Thursday, August 11, 2005

The homeless man outside my office.

So, I work as a lowly admin assistant on the 6th floor of a building, in the ritziest part of town. Gucci across the street. Prada next door. Chanel on the other side. You get the picture. There's a homeless man outside most days, selling the "Outreach" newspaper. He's older, clean, with a deep tan. He has lines on his face, and a long wisp of white hair tied in a ponytail at the base of his neck. He stands perfectly straight and tall, barely sweating in the hot, humid weather. He seems noble somehow. Regal. His bearing has led me to create a story about him, a history for him.
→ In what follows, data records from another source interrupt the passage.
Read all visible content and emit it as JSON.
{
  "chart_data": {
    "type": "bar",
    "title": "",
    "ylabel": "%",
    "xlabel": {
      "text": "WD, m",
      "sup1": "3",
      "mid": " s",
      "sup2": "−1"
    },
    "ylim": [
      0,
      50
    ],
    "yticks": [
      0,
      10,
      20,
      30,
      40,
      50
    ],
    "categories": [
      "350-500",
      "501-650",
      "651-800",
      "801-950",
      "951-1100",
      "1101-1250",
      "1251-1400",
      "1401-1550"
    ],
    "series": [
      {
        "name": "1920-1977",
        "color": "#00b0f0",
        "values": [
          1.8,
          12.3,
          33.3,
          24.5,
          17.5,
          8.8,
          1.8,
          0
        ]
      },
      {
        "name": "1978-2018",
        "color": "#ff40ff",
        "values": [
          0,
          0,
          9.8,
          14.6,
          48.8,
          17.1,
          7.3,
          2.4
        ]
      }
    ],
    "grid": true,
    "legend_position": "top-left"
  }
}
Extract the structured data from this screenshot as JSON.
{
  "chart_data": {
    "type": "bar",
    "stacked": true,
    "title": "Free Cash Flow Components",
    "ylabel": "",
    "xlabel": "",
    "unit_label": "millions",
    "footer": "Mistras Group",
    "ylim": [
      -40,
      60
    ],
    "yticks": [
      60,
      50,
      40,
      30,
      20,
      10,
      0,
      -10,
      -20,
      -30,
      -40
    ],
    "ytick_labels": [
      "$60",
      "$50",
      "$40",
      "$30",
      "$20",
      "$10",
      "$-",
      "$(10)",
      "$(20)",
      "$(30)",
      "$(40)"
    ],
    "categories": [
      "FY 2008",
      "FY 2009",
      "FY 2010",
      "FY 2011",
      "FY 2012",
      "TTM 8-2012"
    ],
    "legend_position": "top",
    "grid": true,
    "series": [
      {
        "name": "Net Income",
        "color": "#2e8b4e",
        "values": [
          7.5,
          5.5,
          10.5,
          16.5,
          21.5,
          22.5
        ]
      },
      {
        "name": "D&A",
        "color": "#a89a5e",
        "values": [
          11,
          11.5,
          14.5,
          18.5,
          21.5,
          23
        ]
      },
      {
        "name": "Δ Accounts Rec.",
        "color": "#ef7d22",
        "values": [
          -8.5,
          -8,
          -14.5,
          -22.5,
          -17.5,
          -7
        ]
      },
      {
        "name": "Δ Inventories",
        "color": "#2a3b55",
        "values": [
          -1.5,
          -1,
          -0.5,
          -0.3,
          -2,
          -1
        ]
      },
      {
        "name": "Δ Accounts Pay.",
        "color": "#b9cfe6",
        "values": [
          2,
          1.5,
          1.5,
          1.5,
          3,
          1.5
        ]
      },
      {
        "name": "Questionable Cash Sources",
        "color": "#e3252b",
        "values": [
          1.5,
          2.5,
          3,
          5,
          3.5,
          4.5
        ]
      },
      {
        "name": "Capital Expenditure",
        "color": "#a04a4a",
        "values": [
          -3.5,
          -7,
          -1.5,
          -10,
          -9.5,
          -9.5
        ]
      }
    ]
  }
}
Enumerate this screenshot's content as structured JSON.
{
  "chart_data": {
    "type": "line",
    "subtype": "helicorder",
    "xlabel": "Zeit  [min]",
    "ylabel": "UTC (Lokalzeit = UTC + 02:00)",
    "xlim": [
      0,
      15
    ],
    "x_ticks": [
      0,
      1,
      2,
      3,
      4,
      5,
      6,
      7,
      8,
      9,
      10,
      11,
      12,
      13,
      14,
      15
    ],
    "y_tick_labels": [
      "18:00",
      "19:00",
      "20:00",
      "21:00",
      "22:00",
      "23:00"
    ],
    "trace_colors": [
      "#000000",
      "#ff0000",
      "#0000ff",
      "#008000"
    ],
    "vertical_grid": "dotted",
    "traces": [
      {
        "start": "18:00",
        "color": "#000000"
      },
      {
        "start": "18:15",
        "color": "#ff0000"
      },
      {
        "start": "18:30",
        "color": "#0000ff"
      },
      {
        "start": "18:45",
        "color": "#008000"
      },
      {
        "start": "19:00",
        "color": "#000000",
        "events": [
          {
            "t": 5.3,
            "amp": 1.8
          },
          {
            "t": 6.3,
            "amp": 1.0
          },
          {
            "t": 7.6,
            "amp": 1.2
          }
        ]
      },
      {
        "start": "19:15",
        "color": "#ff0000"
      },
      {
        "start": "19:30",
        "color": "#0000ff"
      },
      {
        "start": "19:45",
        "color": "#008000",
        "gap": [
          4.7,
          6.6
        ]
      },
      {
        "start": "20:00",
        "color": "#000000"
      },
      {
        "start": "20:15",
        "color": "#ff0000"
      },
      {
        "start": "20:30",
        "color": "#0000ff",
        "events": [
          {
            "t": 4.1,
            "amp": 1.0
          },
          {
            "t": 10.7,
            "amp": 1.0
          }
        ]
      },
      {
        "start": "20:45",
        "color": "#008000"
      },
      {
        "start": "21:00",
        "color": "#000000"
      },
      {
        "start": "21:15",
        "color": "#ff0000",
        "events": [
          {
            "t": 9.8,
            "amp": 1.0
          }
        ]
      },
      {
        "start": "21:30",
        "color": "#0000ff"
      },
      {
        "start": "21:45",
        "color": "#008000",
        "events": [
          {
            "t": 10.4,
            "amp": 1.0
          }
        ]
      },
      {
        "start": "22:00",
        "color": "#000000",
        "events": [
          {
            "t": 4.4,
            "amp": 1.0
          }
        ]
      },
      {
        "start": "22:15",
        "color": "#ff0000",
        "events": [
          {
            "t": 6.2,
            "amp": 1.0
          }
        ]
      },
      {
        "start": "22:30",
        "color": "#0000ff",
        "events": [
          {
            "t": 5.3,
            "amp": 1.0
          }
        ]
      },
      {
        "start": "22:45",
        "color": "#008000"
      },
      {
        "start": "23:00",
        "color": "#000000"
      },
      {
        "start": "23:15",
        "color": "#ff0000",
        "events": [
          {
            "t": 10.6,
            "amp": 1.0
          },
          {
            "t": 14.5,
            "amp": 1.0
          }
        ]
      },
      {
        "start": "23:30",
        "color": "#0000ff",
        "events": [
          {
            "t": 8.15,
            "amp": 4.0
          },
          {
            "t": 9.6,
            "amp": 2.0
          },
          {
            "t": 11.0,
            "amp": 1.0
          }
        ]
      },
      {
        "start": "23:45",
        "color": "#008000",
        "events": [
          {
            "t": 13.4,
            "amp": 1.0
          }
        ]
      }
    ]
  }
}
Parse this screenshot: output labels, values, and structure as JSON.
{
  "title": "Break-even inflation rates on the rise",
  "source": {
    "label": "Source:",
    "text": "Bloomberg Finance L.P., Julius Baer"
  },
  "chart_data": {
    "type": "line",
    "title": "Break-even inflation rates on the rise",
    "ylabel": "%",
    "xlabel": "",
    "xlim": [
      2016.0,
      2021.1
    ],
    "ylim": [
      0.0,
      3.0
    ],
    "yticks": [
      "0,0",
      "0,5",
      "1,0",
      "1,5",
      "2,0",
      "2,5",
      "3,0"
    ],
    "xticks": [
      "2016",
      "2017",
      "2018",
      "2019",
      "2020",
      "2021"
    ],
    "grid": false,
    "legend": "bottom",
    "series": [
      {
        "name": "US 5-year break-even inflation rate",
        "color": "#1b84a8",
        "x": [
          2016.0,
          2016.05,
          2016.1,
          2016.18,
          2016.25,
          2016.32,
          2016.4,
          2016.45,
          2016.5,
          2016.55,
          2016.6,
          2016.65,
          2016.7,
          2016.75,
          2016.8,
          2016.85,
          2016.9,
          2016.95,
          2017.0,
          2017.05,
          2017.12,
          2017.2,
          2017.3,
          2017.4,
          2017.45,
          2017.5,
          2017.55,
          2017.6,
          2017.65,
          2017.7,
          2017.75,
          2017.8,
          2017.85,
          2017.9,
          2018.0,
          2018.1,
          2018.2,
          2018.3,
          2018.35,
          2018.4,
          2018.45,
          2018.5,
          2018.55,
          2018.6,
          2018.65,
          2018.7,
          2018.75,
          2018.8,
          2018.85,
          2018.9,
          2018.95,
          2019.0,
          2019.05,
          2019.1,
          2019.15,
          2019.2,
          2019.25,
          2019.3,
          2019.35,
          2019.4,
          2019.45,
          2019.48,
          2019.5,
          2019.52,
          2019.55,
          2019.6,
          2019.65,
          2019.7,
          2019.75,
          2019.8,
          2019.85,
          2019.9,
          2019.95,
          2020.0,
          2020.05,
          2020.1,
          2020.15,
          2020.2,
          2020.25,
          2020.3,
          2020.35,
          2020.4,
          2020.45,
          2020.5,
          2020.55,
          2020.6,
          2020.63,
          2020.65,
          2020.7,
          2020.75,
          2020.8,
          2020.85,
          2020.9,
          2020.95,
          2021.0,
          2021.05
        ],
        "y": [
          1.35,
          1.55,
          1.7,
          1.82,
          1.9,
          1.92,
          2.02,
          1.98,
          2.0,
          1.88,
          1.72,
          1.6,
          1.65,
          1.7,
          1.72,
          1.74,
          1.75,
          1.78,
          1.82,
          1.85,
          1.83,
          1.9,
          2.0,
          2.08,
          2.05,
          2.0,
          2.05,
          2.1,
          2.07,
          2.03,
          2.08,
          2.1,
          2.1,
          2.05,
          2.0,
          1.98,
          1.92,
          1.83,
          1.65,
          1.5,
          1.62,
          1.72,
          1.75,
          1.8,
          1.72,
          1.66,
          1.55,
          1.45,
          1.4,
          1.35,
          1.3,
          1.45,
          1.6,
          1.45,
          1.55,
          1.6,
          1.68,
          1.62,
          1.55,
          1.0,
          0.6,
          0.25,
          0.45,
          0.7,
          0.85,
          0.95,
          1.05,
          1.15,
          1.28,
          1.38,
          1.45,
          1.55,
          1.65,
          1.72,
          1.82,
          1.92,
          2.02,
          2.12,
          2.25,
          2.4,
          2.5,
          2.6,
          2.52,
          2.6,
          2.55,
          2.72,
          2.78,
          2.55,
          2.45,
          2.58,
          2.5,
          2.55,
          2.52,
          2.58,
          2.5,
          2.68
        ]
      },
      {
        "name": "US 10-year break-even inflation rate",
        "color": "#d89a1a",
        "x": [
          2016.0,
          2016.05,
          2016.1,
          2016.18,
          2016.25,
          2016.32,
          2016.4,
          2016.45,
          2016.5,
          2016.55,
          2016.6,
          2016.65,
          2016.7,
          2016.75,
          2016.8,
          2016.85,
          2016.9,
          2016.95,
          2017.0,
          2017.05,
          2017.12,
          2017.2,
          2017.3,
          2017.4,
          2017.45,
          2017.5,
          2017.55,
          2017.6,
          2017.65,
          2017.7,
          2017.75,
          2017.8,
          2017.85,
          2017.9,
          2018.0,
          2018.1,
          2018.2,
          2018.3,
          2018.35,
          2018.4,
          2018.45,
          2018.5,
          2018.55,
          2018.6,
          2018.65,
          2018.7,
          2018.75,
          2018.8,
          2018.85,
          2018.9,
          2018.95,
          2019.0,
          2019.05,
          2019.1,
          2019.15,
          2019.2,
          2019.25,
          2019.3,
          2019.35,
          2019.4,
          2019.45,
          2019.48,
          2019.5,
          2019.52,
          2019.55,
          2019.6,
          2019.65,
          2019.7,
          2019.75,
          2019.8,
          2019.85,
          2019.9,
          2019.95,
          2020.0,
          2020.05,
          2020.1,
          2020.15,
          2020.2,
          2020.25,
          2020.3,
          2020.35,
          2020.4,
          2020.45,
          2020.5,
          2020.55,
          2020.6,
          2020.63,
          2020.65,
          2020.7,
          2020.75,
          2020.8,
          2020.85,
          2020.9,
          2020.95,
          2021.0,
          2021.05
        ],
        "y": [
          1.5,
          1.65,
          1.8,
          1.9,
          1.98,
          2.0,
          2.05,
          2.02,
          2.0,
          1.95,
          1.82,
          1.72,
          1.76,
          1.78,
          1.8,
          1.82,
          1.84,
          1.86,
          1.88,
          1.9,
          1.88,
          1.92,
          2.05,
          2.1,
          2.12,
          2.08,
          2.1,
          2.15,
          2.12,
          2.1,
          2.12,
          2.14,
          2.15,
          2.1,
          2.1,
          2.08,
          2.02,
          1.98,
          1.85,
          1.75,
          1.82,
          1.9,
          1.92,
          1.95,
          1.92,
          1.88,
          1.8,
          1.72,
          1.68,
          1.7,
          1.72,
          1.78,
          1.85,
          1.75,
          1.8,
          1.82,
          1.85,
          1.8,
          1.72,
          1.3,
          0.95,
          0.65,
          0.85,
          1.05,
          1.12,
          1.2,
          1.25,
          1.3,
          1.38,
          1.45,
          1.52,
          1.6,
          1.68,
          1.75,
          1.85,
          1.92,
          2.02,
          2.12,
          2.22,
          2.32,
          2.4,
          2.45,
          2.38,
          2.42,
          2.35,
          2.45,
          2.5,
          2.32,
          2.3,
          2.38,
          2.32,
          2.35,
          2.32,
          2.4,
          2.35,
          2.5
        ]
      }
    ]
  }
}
Something about him choosing not to be a part of the system. Something about him being highly educated, or unwilling to give in due to some higher morality. I don't know. Something like that. My friend and I smile at him most days, and from time to time, she will give him a few dollars to get something to eat. He's been a constant fixture for the last 2 years.

In the last few weeks though, he's been missing. He showed up one day, after being gone for a week, stooped over with a black eye. He told us that someone had beaten him up for his alcohol, and that "his disease," was really getting the better of him. Turns out he has cancer. After that, he disappeared again for 10 days. My friend and I asked each other every day, "did you see him? Finally, he reappeared yesterday. Stooped over again, shaking, trembling, holding onto his "Outreach" papers with one hand, and his back with the other. We stopped to see how he was doing, and learned that he had been in the hospital. That he took 30 pills a day. That the doctors had told him he wouldn't make it much longer. That he had checked himself out, because he didn't want to die in the hospital. And that he was going fishing. On Thursday. He put his hand over his heart, and told us about how fishing was his favorite thing in the world. That he wished he could explain how it made him feel. To be fishing. How it gave him peace. And that he didn't expect to come back.